During our conversation, Blatty had much to say about the reported rise in demonic possessions, even as Catholics in the West continue to shrug off Satan as a bogeyman from a another age.

“I have a number of explanations for the increase in possession in the Western world. You have to begin by examining how an alien intelligence or demon takes control of the organism of a human being,”  he observed.

“The personality of the victim must be shattered, so there can be an opening.

“What can create that opening? Drugs, certainly.”

In the book, however, the young girl provides an opening to  demonic forces by playing with an Ouija board. Thus, readers who cared to notice were warned that engaging in the occult (In Latin, defined as "knowledge of the hidden") was dangerous.

Indeed, the Church has directed the faithful to avoid any kind of practices designed to predict or control the future, or, more directly, to access the power of Satan for any purpose whatsoever.   Three decades ago, when I interviewed the chief exorcist of Rome, he emphasized that Revelation has supplied us with all the information we need to conteplate the future, one in which Jesus Christ will ultimately triumph over the Devil.  

The film adaption of The Exorcist raised these same questions. And while some audiences focused on the frightening special effects, the physical agony of the young girl testified to the truth that the Father of Lies will enslave, not empower human beings.

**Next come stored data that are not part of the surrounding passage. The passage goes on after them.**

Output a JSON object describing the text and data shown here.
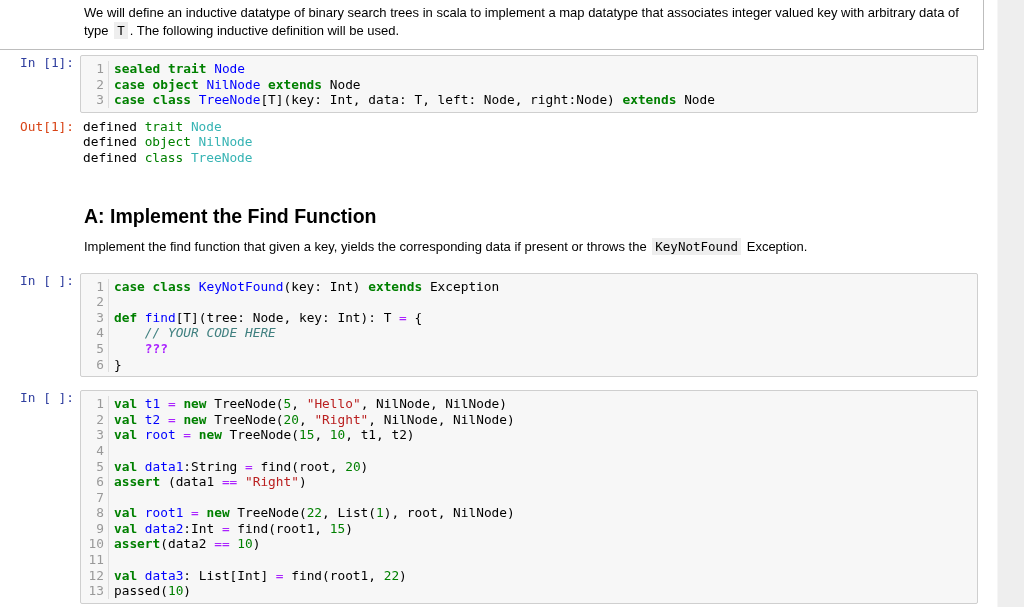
{
  "cells": [
    {
      "kind": "markdown",
      "selected": true,
      "paragraphs": [
        [
          {
            "text": "We will define an inductive datatype of binary search trees in scala to implement a map datatype that associates integer valued key with arbitrary data of type ",
            "code": false
          },
          {
            "text": "T",
            "code": true
          },
          {
            "text": ". The following inductive definition will be used.",
            "code": false
          }
        ]
      ]
    },
    {
      "kind": "code",
      "selected": false,
      "prompt": "In [1]:",
      "lines": [
        {
          "number": "1",
          "tokens": [
            {
              "kind": "keyword",
              "text": "sealed trait "
            },
            {
              "kind": "name",
              "text": "Node"
            }
          ]
        },
        {
          "number": "2",
          "tokens": [
            {
              "kind": "keyword",
              "text": "case object "
            },
            {
              "kind": "name",
              "text": "NilNode "
            },
            {
              "kind": "keyword",
              "text": "extends "
            },
            {
              "kind": "plain",
              "text": "Node"
            }
          ]
        },
        {
          "number": "3",
          "tokens": [
            {
              "kind": "keyword",
              "text": "case class "
            },
            {
              "kind": "name",
              "text": "TreeNode"
            },
            {
              "kind": "plain",
              "text": "[T](key: Int, data: T, left: Node, right:Node) "
            },
            {
              "kind": "keyword",
              "text": "extends "
            },
            {
              "kind": "plain",
              "text": "Node"
            }
          ]
        }
      ],
      "output": {
        "prompt": "Out[1]:",
        "lines": [
          [
            {
              "kind": "plain",
              "text": "defined "
            },
            {
              "kind": "out_keyword",
              "text": "trait "
            },
            {
              "kind": "out_name",
              "text": "Node"
            }
          ],
          [
            {
              "kind": "plain",
              "text": "defined "
            },
            {
              "kind": "out_keyword",
              "text": "object "
            },
            {
              "kind": "out_name",
              "text": "NilNode"
            }
          ],
          [
            {
              "kind": "plain",
              "text": "defined "
            },
            {
              "kind": "out_keyword",
              "text": "class "
            },
            {
              "kind": "out_name",
              "text": "TreeNode"
            }
          ]
        ]
      }
    },
    {
      "kind": "markdown",
      "selected": false,
      "heading": "A: Implement the Find Function",
      "paragraphs": [
        [
          {
            "text": "Implement the find function that given a key, yields the corresponding data if present or throws the ",
            "code": false
          },
          {
            "text": "KeyNotFound",
            "code": true
          },
          {
            "text": " Exception.",
            "code": false
          }
        ]
      ]
    },
    {
      "kind": "code",
      "selected": false,
      "prompt": "In [ ]:",
      "lines": [
        {
          "number": "1",
          "tokens": [
            {
              "kind": "keyword",
              "text": "case class "
            },
            {
              "kind": "name",
              "text": "KeyNotFound"
            },
            {
              "kind": "plain",
              "text": "(key: Int) "
            },
            {
              "kind": "keyword",
              "text": "extends "
            },
            {
              "kind": "plain",
              "text": "Exception"
            }
          ]
        },
        {
          "number": "2"
        },
        {
          "number": "3",
          "tokens": [
            {
              "kind": "keyword",
              "text": "def "
            },
            {
              "kind": "name",
              "text": "find"
            },
            {
              "kind": "plain",
              "text": "[T](tree: Node, key: Int): T "
            },
            {
              "kind": "operator",
              "text": "="
            },
            {
              "kind": "plain",
              "text": " {"
            }
          ]
        },
        {
          "number": "4",
          "tokens": [
            {
              "kind": "comment",
              "text": "    // YOUR CODE HERE"
            }
          ]
        },
        {
          "number": "5",
          "tokens": [
            {
              "kind": "special",
              "text": "    ???"
            }
          ]
        },
        {
          "number": "6",
          "tokens": [
            {
              "kind": "plain",
              "text": "}"
            }
          ]
        }
      ]
    },
    {
      "kind": "code",
      "selected": false,
      "prompt": "In [ ]:",
      "lines": [
        {
          "number": "1",
          "tokens": [
            {
              "kind": "keyword",
              "text": "val "
            },
            {
              "kind": "name",
              "text": "t1 "
            },
            {
              "kind": "operator",
              "text": "= "
            },
            {
              "kind": "keyword",
              "text": "new "
            },
            {
              "kind": "plain",
              "text": "TreeNode("
            },
            {
              "kind": "number",
              "text": "5"
            },
            {
              "kind": "plain",
              "text": ", "
            },
            {
              "kind": "string",
              "text": "\"Hello\""
            },
            {
              "kind": "plain",
              "text": ", NilNode, NilNode)"
            }
          ]
        },
        {
          "number": "2",
          "tokens": [
            {
              "kind": "keyword",
              "text": "val "
            },
            {
              "kind": "name",
              "text": "t2 "
            },
            {
              "kind": "operator",
              "text": "= "
            },
            {
              "kind": "keyword",
              "text": "new "
            },
            {
              "kind": "plain",
              "text": "TreeNode("
            },
            {
              "kind": "number",
              "text": "20"
            },
            {
              "kind": "plain",
              "text": ", "
            },
            {
              "kind": "string",
              "text": "\"Right\""
            },
            {
              "kind": "plain",
              "text": ", NilNode, NilNode)"
            }
          ]
        },
        {
          "number": "3",
          "tokens": [
            {
              "kind": "keyword",
              "text": "val "
            },
            {
              "kind": "name",
              "text": "root "
            },
            {
              "kind": "operator",
              "text": "= "
            },
            {
              "kind": "keyword",
              "text": "new "
            },
            {
              "kind": "plain",
              "text": "TreeNode("
            },
            {
              "kind": "number",
              "text": "15"
            },
            {
              "kind": "plain",
              "text": ", "
            },
            {
              "kind": "number",
              "text": "10"
            },
            {
              "kind": "plain",
              "text": ", t1, t2)"
            }
          ]
        },
        {
          "number": "4"
        },
        {
          "number": "5",
          "tokens": [
            {
              "kind": "keyword",
              "text": "val "
            },
            {
              "kind": "name",
              "text": "data1"
            },
            {
              "kind": "plain",
              "text": ":String "
            },
            {
              "kind": "operator",
              "text": "= "
            },
            {
              "kind": "plain",
              "text": "find(root, "
            },
            {
              "kind": "number",
              "text": "20"
            },
            {
              "kind": "plain",
              "text": ")"
            }
          ]
        },
        {
          "number": "6",
          "tokens": [
            {
              "kind": "keyword",
              "text": "assert "
            },
            {
              "kind": "plain",
              "text": "(data1 "
            },
            {
              "kind": "operator",
              "text": "== "
            },
            {
              "kind": "string",
              "text": "\"Right\""
            },
            {
              "kind": "plain",
              "text": ")"
            }
          ]
        },
        {
          "number": "7"
        },
        {
          "number": "8",
          "tokens": [
            {
              "kind": "keyword",
              "text": "val "
            },
            {
              "kind": "name",
              "text": "root1 "
            },
            {
              "kind": "operator",
              "text": "= "
            },
            {
              "kind": "keyword",
              "text": "new "
            },
            {
              "kind": "plain",
              "text": "TreeNode("
            },
            {
              "kind": "number",
              "text": "22"
            },
            {
              "kind": "plain",
              "text": ", List("
            },
            {
              "kind": "number",
              "text": "1"
            },
            {
              "kind": "plain",
              "text": "), root, NilNode)"
            }
          ]
        },
        {
          "number": "9",
          "tokens": [
            {
              "kind": "keyword",
              "text": "val "
            },
            {
              "kind": "name",
              "text": "data2"
            },
            {
              "kind": "plain",
              "text": ":Int "
            },
            {
              "kind": "operator",
              "text": "= "
            },
            {
              "kind": "plain",
              "text": "find(root1, "
            },
            {
              "kind": "number",
              "text": "15"
            },
            {
              "kind": "plain",
              "text": ")"
            }
          ]
        },
        {
          "number": "10",
          "tokens": [
            {
              "kind": "keyword",
              "text": "assert"
            },
            {
              "kind": "plain",
              "text": "(data2 "
            },
            {
              "kind": "operator",
              "text": "== "
            },
            {
              "kind": "number",
              "text": "10"
            },
            {
              "kind": "plain",
              "text": ")"
            }
          ]
        },
        {
          "number": "11"
        },
        {
          "number": "12",
          "tokens": [
            {
              "kind": "keyword",
              "text": "val "
            },
            {
              "kind": "name",
              "text": "data3"
            },
            {
              "kind": "plain",
              "text": ": List[Int] "
            },
            {
              "kind": "operator",
              "text": "= "
            },
            {
              "kind": "plain",
              "text": "find(root1, "
            },
            {
              "kind": "number",
              "text": "22"
            },
            {
              "kind": "plain",
              "text": ")"
            }
          ]
        },
        {
          "number": "13",
          "tokens": [
            {
              "kind": "plain",
              "text": "passed("
            },
            {
              "kind": "number",
              "text": "10"
            },
            {
              "kind": "plain",
              "text": ")"
            }
          ]
        }
      ]
    }
  ]
}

Last year, Friedkin, who has described himself as anagostic, took up the issue of demonic possession in an article for Vanity Fair. He included an eyewitness account of an exorcism in Italy that had been videotaped with the permission of the exorcist, and he also featured the fascinating responses of medical experts to the victim's behavior during the videotaped ritual.

Decades after he worked on the set of The Exorcist, Friedkin, like so many  people, was still captivated by Blatty’s story, and still pondering its deeper meaning.

Blatty remained a devout Catholic to the end. And while he gained success and recogntion in Hollywood, I sensed, during our meeting, that the longterm spiritual and catechetical impact of The Exorcist mattered much more to him than the Oscar he won for Best Screenplay for his film adaption.

May he rest in peace, and may we thank him for his unique success in educating the faithful and the larger public on the brutal reality of Satan in our world.